Simon et la simonie

Lorsque Luc a raconté l’institution des diacres dans le livre des Actes, il a nommé les sept hommes désignés pour cette mission. Il a cité en premier Étienne, pour ensuite nous raconter comment le pauvre Étienne est mort lapidé par des Juifs en colère, téléguidés par les responsables religieux. Puis, Luc a nommé Philippe. Et voilà qu’il se met à raconter la vie de ce Philippe, ou plus exactement ses actions.

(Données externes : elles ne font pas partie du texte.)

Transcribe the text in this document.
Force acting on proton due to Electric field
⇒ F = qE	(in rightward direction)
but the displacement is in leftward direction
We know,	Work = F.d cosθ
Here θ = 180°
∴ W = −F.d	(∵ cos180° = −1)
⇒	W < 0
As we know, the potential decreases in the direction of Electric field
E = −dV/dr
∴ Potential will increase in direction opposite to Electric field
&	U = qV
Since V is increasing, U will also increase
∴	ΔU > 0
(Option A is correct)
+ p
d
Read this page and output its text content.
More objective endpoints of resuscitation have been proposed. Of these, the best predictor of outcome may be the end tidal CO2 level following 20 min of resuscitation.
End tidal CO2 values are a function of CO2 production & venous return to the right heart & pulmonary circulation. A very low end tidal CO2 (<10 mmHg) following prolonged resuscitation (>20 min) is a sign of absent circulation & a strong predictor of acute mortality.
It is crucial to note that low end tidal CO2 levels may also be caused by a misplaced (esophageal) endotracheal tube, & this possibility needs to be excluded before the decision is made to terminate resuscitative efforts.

Normalement, il devait être diacre, chargé de l’intendance. Mais c’est son témoignage d’évangéliste qui semble retenir l’attention de Luc. Philippe se retrouve en Samarie, sans doute suivant ceux qui fuient la persécution qui sévit désormais à Jérusalem. Or, la Samarie n’est pas l’endroit où les Juifs pieux se rendent. Pour eux, les Samaritains sont déjà des déviants, des gens qui n’ont pas la bonne théologie et qui n’adorent pas au bon endroit. Si les judéo-chrétiens se réfugient là-bas, c’est peut-être pour y être tranquilles : les gens du Temple ne viendront jamais les y chercher !
Philippe se met donc à témoigner de sa foi en Jésus-Christ. Il intéresse énormément de monde. Non seulement il parle bien, mais son ministère est confirmé par de nombreux miracles, notamment des guérisons. Naturellement, ce genre de manifestations passionne les foules.
Un homme est particulièrement épaté par ce qu’il voit : il se nomme Simon. Cet homme-là est très connu en Samarie parce qu’il est magicien. Il accomplit des choses qui ressemblent à des prodiges et à des miracles. Simon est touché par ce que Philippe raconte ; il se convertit, devient l’un de ses admirateurs et se fait baptiser.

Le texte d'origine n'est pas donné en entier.